Foi então que ele entendeu.

"Você me traiu! Até você! Você o preferiu a mim!"

Arthur foi tomado por uma mistura de sentimentos: ciúme, raiva, inveja, desespero. Tudo escureceu para ele. Ele pegou a bola e saiu correndo do campinho. Os dois times ficaram perplexos com a atitude e os jogadores saíram atrás dele, como todos os que assistiam ao jogo. Arthur corria abraçado à bola. Ele sentia que ela tentava escapar, mas ele não deixava, apertando mais forte contra o seu peito. Ele a xingava de traidora. Arthur olhou para trás e viu que as pessoas estavam quase o alcançando. Foi, então que, ao virar em uma esquina, ele viu o caminhão de lixo, que estava fazendo a coleta. Naquele momento, o motorista tinha acionado o mecanismo que compactava o lixo para dentro da caçamba do caminhão. Arthur não pensou duas vezes. Correu até o caminhão e jogou a bola para dentro. Todos viram a ação, mas nada mais podia ser feito. A bola foi pega pelo mecanismo e levada para dentro do triturador. Arthur ouviu o estouro.

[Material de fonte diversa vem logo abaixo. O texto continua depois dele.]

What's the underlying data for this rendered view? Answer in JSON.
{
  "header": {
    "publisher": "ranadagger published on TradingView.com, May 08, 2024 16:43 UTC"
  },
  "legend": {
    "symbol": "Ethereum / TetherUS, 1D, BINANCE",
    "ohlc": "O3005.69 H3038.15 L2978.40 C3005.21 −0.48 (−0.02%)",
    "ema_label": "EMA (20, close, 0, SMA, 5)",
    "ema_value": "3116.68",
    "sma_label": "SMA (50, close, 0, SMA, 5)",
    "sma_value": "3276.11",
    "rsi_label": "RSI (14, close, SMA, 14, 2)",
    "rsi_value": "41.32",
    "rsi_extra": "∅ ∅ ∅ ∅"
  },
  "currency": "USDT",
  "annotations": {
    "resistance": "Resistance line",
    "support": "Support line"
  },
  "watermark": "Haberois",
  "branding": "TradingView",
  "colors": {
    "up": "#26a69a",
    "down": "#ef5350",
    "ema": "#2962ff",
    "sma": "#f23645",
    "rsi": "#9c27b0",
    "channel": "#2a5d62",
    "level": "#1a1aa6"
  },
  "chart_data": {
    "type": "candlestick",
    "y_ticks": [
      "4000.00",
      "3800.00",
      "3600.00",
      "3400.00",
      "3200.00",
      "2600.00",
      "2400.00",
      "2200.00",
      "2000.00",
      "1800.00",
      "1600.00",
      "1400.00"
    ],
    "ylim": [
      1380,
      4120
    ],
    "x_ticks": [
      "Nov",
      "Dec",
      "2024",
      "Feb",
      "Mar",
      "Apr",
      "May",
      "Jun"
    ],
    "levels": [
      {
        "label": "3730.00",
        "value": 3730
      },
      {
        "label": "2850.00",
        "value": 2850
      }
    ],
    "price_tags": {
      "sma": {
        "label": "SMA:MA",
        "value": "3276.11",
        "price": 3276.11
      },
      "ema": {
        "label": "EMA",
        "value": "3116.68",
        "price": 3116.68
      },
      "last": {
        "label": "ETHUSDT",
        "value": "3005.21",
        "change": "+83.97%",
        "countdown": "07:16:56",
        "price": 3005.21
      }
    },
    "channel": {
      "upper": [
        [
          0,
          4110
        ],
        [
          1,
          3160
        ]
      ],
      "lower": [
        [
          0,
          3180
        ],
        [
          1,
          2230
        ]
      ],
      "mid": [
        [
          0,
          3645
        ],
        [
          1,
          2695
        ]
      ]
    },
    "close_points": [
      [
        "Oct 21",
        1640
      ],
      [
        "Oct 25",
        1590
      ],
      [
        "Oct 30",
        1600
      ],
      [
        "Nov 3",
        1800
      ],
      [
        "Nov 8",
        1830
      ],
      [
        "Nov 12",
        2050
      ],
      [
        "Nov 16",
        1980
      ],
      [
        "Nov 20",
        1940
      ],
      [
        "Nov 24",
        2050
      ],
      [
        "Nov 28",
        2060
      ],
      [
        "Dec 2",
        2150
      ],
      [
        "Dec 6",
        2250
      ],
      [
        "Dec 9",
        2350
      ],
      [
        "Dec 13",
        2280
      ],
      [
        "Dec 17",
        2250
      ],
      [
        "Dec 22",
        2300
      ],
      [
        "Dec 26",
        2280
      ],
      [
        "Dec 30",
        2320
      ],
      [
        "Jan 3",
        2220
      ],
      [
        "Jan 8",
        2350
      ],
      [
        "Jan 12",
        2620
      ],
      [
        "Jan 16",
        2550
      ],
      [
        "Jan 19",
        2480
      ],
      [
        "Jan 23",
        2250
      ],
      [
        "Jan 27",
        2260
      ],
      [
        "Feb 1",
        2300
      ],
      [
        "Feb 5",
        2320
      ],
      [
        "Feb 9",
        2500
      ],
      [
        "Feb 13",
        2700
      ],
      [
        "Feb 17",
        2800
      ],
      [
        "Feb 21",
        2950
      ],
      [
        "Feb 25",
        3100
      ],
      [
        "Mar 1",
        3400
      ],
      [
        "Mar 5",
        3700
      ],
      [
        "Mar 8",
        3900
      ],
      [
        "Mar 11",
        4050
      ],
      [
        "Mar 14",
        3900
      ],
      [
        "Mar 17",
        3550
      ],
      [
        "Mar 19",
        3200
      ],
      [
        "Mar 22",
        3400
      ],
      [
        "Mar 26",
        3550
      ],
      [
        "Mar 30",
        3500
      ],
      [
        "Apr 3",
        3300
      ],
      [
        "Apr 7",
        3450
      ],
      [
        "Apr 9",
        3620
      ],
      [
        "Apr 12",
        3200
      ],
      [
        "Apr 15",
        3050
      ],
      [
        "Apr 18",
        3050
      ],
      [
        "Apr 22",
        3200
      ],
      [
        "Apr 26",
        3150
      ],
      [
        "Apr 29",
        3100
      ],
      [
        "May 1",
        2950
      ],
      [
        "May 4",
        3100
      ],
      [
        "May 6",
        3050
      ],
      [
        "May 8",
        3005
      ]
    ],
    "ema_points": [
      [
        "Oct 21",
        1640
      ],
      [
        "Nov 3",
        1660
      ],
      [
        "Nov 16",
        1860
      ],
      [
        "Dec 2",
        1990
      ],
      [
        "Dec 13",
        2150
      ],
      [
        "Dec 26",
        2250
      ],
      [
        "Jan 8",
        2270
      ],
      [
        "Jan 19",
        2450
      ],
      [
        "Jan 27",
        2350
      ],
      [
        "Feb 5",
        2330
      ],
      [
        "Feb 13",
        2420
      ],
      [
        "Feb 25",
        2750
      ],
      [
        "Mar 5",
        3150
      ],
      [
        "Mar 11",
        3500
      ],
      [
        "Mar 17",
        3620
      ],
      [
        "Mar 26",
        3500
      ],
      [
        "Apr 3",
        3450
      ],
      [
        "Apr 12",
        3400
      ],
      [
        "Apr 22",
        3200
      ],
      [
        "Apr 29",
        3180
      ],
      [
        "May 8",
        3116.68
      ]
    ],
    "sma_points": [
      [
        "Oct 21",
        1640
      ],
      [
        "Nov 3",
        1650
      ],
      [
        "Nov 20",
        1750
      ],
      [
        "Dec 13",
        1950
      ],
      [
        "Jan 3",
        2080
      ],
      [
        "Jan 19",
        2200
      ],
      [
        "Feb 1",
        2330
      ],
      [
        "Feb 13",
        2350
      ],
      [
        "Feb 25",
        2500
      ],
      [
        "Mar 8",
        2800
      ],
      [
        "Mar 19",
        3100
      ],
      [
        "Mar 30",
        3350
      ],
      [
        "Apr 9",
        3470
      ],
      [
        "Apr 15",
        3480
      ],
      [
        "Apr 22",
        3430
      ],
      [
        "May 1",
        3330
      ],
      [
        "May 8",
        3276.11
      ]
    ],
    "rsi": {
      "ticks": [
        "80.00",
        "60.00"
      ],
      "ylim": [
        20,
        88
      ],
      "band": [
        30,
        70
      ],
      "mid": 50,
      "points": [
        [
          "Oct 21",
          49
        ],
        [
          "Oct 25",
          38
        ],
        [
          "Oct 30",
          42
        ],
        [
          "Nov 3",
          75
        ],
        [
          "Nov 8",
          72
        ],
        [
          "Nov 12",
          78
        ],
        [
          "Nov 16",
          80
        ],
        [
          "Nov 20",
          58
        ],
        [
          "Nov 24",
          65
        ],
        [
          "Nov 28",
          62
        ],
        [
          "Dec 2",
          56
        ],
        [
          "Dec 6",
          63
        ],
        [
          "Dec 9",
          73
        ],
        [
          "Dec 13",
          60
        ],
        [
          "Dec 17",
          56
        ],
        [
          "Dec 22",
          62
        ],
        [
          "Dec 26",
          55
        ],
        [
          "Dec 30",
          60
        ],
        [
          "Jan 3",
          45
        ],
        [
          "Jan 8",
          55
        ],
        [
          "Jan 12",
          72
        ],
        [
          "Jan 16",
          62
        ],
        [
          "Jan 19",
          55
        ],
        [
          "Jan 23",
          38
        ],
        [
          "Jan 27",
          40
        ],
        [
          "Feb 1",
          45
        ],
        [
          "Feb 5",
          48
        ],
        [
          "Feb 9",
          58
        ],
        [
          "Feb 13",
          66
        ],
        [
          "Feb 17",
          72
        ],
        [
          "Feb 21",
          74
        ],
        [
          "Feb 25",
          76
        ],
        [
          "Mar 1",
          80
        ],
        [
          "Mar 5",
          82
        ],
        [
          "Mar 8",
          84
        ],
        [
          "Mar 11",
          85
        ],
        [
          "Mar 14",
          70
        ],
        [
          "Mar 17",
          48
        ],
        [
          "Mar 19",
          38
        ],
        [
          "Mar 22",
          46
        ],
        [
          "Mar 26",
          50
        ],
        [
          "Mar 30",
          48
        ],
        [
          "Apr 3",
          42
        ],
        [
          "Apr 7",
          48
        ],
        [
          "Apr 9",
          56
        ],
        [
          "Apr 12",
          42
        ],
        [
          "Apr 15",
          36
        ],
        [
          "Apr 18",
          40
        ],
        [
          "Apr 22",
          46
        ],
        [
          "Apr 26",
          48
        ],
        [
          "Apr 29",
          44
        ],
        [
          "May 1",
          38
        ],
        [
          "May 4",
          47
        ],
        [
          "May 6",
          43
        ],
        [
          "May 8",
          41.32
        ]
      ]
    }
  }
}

— Mas o que você fez, filho? — perguntou o seu pai, abismado com tudo que acontecera.

— Eu sou o dono da bola. Se eu não jogo, ninguém joga.

Até hoje, ninguém entendeu a atitude de Arthur e ele nunca falou. Depois do campeonato inacabado, a família de Arthur mudou do bairro. Os vizinhos contam, que no dia seguinte, todas as bolas que ele havia recebido do pai foram furadas uma a uma com uma faca. Ninguém quis continuar o torneio, que terminou sem um vencedor declarado, apesar do placar. O que ninguém entendia era por que, ao correr com a bola, ele a chamava de traidora.